Interview: Joanne Harris on writing the 3rd Doctor
Patrick Kavanagh-Sproull interviews the author of the latest Time Trips story.
Returning from a spontaneous break, the Time Trips starts off again this month with Joanne Harris’ thoroughly good The Loneliness of the Long-Distance Time Traveller and I met with the writer (of The Gospel of Loki and Chocolat) earlier this year at Aye Write to talk growing up with Doctor Who, one-off companions and the possibility of returning.
The Time Trips venture by BBC Books asked you all to select a favourite Doctor. Was it difficult for any of you picking a Doctor? In terms of nailing their dialogue and your knowledge of that era?
It wasn’t that difficult, no, because I think that if you’ve seen pretty much all the Doctors when the show was aired and I did (it was only William Hartnell that I didn’t see live but I’ve seen all the videos and DVDs), you tend to fix on the Doctor who was current when you were nine years old. Nine years old is the time when you really start understanding what’s going on and so Jon Pertwee was the Doctor when I was nine and so, to me, he was always the one that I visualize when I think of the Doctor. As much as I like the others.
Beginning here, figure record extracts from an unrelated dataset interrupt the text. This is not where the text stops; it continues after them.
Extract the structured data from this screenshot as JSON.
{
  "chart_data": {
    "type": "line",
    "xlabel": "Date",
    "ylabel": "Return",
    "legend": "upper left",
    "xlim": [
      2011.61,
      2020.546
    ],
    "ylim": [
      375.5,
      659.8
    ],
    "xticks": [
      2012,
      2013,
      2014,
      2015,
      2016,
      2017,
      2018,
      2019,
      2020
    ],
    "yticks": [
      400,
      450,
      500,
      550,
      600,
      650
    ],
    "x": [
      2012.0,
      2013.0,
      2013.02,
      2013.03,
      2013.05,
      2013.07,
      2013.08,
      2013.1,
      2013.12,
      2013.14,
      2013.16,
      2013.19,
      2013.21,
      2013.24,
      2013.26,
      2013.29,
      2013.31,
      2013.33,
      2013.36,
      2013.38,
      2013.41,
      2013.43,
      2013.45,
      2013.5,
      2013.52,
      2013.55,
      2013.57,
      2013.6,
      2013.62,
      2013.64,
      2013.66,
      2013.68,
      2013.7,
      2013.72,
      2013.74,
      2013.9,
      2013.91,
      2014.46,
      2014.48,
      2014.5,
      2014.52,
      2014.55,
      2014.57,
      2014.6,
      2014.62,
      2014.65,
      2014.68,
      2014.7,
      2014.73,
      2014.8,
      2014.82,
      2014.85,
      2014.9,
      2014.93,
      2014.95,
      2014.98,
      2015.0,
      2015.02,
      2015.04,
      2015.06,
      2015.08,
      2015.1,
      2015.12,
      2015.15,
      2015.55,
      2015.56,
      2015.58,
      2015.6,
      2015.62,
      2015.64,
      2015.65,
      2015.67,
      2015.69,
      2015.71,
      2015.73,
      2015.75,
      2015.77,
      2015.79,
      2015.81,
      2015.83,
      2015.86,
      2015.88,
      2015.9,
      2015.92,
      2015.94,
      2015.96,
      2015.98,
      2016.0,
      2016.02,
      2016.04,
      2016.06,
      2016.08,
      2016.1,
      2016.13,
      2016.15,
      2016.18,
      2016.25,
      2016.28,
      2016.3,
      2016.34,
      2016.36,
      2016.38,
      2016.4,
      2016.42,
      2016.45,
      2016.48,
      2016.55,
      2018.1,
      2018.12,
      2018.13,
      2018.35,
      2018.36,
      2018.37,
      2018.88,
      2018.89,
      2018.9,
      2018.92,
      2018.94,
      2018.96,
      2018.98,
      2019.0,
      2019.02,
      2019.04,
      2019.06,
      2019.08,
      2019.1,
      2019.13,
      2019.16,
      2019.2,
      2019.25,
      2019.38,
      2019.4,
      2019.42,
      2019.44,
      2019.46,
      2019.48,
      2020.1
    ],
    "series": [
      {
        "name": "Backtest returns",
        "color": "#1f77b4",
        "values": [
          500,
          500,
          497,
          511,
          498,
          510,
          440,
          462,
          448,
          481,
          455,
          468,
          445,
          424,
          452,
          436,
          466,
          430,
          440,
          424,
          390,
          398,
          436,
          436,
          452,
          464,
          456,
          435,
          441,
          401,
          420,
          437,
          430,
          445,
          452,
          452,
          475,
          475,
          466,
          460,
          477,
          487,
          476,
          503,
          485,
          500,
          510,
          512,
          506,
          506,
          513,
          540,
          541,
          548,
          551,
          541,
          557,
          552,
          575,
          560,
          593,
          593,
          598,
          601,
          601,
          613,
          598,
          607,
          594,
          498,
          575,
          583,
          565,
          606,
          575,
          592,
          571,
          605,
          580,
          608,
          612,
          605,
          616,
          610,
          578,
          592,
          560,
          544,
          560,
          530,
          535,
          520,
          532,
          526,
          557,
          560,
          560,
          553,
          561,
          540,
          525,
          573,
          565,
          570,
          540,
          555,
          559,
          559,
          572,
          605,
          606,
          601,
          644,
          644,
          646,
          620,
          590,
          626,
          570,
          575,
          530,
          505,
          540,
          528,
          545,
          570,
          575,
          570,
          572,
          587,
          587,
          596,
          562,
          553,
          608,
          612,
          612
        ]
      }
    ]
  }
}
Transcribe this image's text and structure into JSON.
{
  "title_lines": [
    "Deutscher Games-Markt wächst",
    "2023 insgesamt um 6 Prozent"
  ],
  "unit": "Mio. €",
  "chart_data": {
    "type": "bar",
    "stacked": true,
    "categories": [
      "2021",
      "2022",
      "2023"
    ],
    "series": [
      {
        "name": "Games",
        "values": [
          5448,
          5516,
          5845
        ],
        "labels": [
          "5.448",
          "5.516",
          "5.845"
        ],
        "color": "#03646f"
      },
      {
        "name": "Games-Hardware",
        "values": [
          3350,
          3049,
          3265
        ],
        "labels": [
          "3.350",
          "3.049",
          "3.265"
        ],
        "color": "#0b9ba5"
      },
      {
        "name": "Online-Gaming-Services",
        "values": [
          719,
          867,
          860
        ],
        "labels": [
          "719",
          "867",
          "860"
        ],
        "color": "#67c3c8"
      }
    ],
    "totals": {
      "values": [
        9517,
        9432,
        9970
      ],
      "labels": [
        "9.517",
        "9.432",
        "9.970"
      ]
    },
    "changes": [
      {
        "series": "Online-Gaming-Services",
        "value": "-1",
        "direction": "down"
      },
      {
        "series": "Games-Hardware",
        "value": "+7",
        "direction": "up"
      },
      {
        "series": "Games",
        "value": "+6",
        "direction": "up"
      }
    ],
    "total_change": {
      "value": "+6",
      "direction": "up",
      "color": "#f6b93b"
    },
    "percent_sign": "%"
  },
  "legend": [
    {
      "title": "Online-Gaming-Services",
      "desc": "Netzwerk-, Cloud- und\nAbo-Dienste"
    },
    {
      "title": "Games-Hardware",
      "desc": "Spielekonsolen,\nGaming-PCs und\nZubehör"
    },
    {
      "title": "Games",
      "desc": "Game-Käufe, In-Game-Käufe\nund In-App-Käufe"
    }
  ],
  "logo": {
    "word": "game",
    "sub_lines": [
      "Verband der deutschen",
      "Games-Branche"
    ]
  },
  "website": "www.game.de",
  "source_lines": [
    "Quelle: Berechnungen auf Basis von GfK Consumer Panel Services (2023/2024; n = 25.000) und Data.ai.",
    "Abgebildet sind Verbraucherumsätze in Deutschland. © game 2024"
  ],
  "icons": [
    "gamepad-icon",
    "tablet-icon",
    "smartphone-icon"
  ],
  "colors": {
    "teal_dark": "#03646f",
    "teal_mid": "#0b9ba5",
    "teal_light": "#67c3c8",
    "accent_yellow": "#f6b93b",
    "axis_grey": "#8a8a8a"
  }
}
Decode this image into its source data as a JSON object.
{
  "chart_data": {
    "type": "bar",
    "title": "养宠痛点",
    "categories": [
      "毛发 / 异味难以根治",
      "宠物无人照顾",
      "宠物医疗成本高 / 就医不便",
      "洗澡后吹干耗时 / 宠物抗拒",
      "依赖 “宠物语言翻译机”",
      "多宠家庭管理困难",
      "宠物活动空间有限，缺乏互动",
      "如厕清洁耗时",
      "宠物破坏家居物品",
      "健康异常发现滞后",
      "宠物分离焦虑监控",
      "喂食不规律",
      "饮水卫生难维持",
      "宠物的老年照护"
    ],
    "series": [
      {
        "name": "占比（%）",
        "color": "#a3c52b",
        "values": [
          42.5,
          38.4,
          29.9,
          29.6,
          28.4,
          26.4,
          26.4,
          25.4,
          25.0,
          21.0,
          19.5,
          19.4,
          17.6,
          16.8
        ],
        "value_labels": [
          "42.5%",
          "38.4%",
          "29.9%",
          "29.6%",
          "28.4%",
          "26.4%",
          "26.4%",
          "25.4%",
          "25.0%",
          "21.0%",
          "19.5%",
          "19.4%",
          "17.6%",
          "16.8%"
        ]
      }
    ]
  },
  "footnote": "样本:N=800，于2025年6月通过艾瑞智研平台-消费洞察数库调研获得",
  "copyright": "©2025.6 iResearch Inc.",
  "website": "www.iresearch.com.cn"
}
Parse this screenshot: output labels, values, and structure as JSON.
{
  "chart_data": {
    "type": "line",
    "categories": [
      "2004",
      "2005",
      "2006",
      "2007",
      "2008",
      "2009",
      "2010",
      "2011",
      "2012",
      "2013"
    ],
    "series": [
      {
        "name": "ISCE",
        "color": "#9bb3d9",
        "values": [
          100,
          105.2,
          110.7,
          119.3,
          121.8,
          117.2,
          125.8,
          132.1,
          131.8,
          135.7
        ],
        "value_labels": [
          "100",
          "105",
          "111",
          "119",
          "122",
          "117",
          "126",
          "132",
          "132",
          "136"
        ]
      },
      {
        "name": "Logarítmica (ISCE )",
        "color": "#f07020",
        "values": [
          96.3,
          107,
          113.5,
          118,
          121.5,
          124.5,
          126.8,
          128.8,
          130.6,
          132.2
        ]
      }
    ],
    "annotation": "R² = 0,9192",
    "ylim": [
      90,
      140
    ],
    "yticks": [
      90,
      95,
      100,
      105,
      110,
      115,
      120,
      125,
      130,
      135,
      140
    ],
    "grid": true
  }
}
Can you tell us which companion you used and why you used them? You are permitted to be coy and mysterious but it doesn’t make as good reading.
I’m using a one-off companion. She is not dissimilar to Sarah Jane Smith, in some ways, and her similarity is an element that helps to drive the plot but beyond that I’m not going to say very much because it’s quite a complex plot and I would rather let it develop as it does and not give anything away.
In four words describe your reaction when that email/phone call/text message/video/carrier pigeon (delete as appropriate) came through saying you were writing a Doctor Who e-book. Or if you were in a meeting.
I went, “hell yeah!”
How much research did you do for your story? Did you find inspiration in a specific story? And do you have a favourite episode?
I’m not sure if I have a favourite but there are many episodes that I like very much and they’re all from different Doctors. I did a fair bit of research in that I thought it was very cool to buy a load of Doctor Who DVDs, call it work and claim all the money from tax but actually, early on, I had the idea of when exactly it was going to be set. I was looking at something that would tie in logically with something that had happened before without interfering with it and it’s not, necessarily, the easiest thing to do because very often with those older adventures the end of one story became the beginning of the next and there was no opportunity to put something in the middle. I’m using a tiny little window that just, potentially, opens at the very end of Planet of the Spiders. I’m using that to slide in my very small story.
Joanne, what hallmarks of the Pertwee era appear in your story – like the Brigadier or Bessie or just the whole UNIT tribe?
Well, although this is set on Earth (or at least on a version of Earth that is recognisable) I haven’t put any of those things in there. It’s a bit sad, really.
Trudi Canavan didn’t put any of them in, either, if that’s some comfort.
That is true.
And, finally, would you write for Doctor Who again if The Loneliness of the Long-Distance Time Traveller is a hit?
HELL, YEAH.
Joanne Harris, thank you very, very much.